Fallen Fruit is an ongoing art collaboration that began with creating maps of the fruit trees growing on or over public property in Los Angeles and other American cities. Their participatory projects have expanded to include Public Fruit Jams in which they invite citizens to bring homegrown or public fruit and join in communal jam-making; Nocturnal Fruit Forages, nighttime neighborhood fruit tours; Public Fruit Tree Adoptions that invite the public to plant trees on the margins of private property. Fallen Fruit’s visual images include an ongoing series of narrative photographs, installations and video works that explore the social and political implications of our relationship to fruit and world around us. The three artists of Fallen Fruit, David Burns, Matias Viegener and Austin Young, think of fruit as the lens by which they look at the world.
Focusing on the farmers who are committed to alternative food systems, Anne Hamersky’s photographs give us access to the farmers who are fighting to maintain small, sustainable agricultural models throughout the United States. The work in Food for Thought: A Question of Consumption comes from a 2009 cross-country trip with San Francisco-based artist Amy Franceshini and Chicago-based documentarian Daniel Tucker. The result of their trip is the compendium Farm Together Now, a book celebrating America’s agricultural revival.

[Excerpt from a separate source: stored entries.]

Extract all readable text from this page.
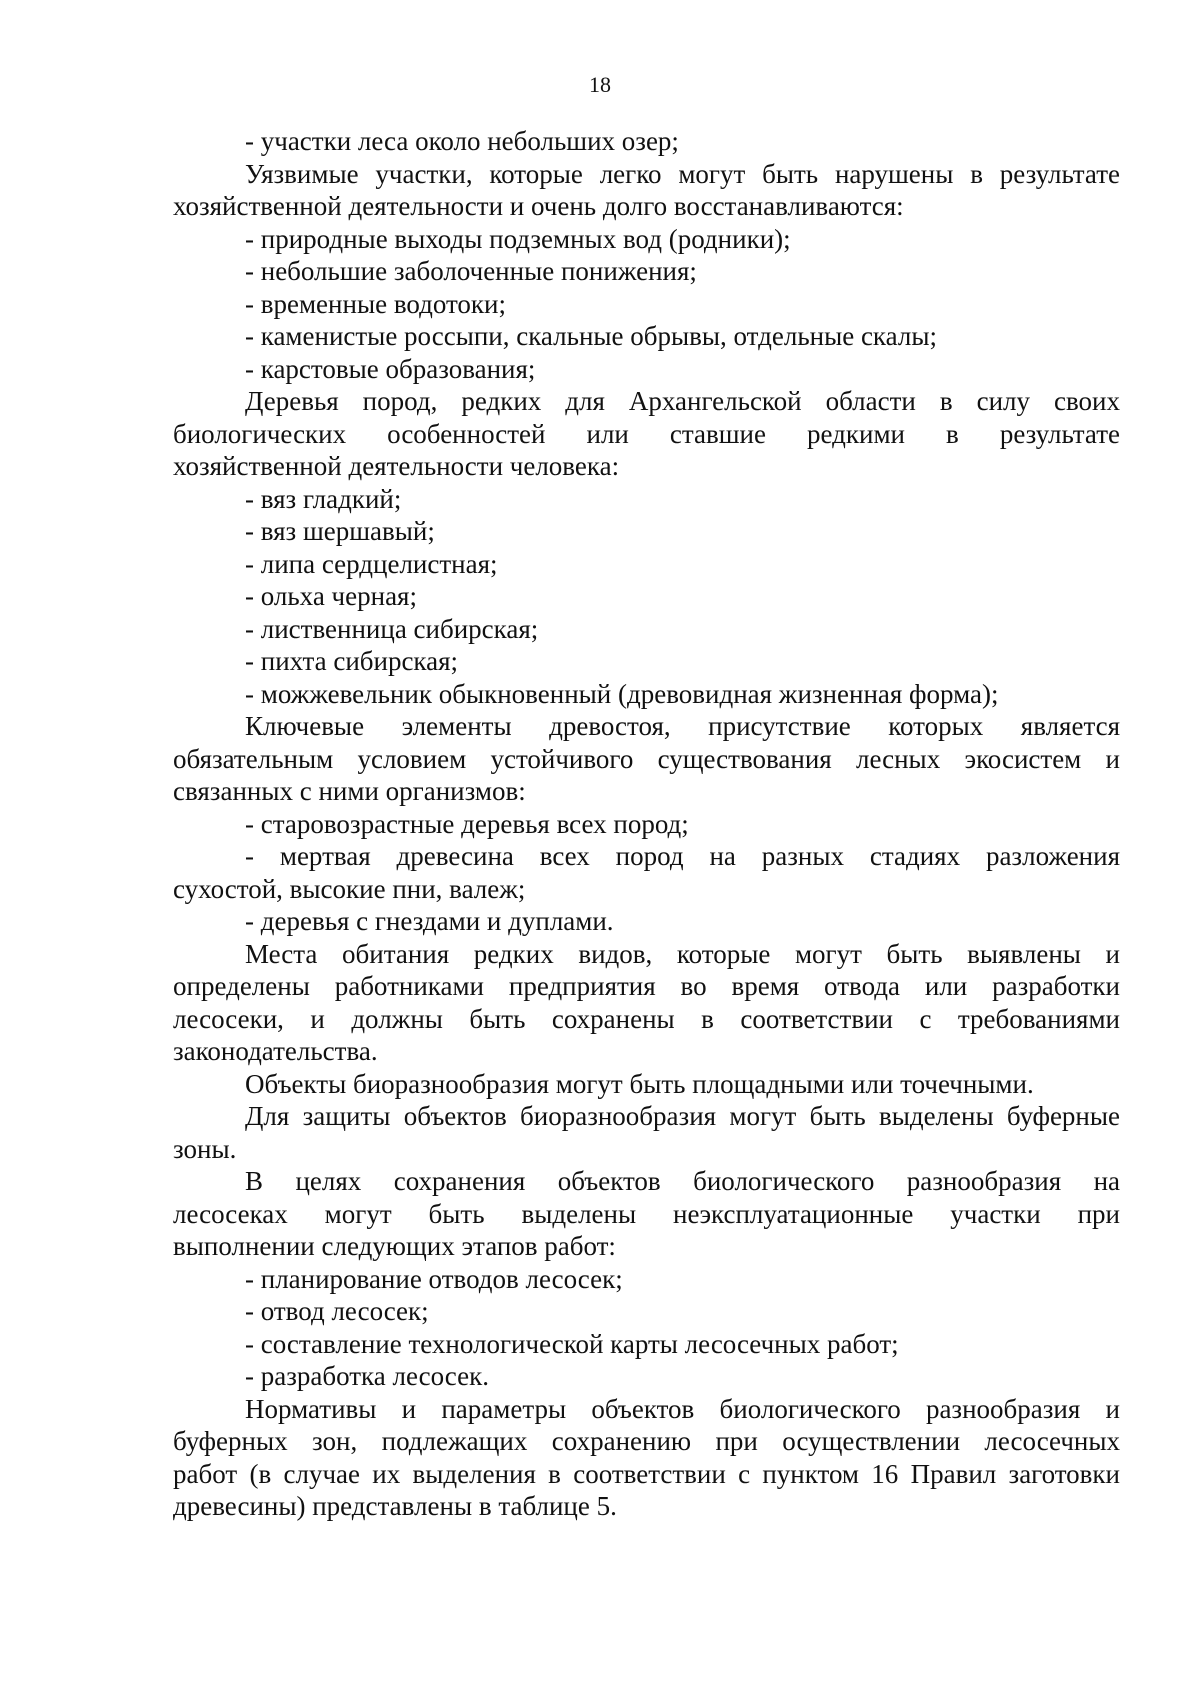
18
- участки леса около небольших озер;
Уязвимые участки, которые легко могут быть нарушены в результате
хозяйственной деятельности и очень долго восстанавливаются:
- природные выходы подземных вод (родники);
- небольшие заболоченные понижения;
- временные водотоки;
- каменистые россыпи, скальные обрывы, отдельные скалы;
- карстовые образования;
Деревья пород, редких для Архангельской области в силу своих
биологических особенностей или ставшие редкими в результате
хозяйственной деятельности человека:
- вяз гладкий;
- вяз шершавый;
- липа сердцелистная;
- ольха черная;
- лиственница сибирская;
- пихта сибирская;
- можжевельник обыкновенный (древовидная жизненная форма);
Ключевые элементы древостоя, присутствие которых является
обязательным условием устойчивого существования лесных экосистем и
связанных с ними организмов:
- старовозрастные деревья всех пород;
- мертвая древесина всех пород на разных стадиях разложения
сухостой, высокие пни, валеж;
- деревья с гнездами и дуплами.
Места обитания редких видов, которые могут быть выявлены и
определены работниками предприятия во время отвода или разработки
лесосеки, и должны быть сохранены в соответствии с требованиями
законодательства.
Объекты биоразнообразия могут быть площадными или точечными.
Для защиты объектов биоразнообразия могут быть выделены буферные
зоны.
В целях сохранения объектов биологического разнообразия на
лесосеках могут быть выделены неэксплуатационные участки при
выполнении следующих этапов работ:
- планирование отводов лесосек;
- отвод лесосек;
- составление технологической карты лесосечных работ;
- разработка лесосек.
Нормативы и параметры объектов биологического разнообразия и
буферных зон, подлежащих сохранению при осуществлении лесосечных
работ (в случае их выделения в соответствии с пунктом 16 Правил заготовки
древесины) представлены в таблице 5.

Lauren Kasmer uses textile design, public participatory performances, peoples own recipes and stories about food to investigate our relationship with food and consumption. Kasmer is creating a series of public events and food fete’s to engage us as a community with her installation Thoughtful Food.
Photographer Mark Menjivar explores the interiors of people’s refrigerators in his series You Are What You Eat. Menjivar uses the personal landscape of one’s refrigerator to provide a space to think about what we consume and what those choices mean for us personally and as a society. Menjivar is a Texas-based artist who spent over three years traveling the United States taking photos of diverse Americans and their food.

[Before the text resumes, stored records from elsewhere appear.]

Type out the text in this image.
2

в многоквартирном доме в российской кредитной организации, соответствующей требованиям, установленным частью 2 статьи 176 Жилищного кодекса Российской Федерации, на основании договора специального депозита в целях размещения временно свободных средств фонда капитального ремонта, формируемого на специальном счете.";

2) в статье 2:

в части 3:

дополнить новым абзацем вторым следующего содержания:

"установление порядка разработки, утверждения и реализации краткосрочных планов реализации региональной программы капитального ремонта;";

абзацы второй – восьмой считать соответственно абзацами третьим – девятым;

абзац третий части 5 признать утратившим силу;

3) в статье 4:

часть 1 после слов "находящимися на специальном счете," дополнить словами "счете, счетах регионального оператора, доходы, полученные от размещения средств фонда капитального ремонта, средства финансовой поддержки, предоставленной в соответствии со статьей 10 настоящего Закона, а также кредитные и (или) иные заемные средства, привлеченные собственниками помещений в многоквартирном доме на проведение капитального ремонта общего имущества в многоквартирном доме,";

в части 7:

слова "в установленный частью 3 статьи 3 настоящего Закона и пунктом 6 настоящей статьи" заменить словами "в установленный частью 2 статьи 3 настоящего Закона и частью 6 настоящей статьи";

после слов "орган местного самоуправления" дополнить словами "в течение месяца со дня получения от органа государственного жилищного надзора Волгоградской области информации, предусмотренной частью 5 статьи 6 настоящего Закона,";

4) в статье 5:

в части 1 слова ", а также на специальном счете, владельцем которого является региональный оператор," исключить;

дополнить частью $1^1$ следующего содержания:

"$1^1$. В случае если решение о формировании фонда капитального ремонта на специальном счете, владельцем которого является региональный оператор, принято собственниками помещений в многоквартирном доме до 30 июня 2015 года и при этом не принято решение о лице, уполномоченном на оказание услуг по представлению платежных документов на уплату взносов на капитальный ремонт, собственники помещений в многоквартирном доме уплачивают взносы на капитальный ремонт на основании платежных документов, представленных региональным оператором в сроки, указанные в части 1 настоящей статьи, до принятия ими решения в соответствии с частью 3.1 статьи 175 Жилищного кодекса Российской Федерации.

LA-based Jessica Rath was directly inspired by Pollan’s book and after reading it launched a many-year project that eventually led her to the USDA/Cornell University Plant Genetics Resource Unit where she worked to document the various apple forms and colors found in nature. She’s created a series of porcelain rare apples where she stayed focused on representing their individual types, and a series of large-format photographs of the trees of the USDA/Cornell University Plant Genetics Resource Unit. Raths succeeds in creating scientific portraits and works of art simultaneously in her highly poetic and thought-provoking work.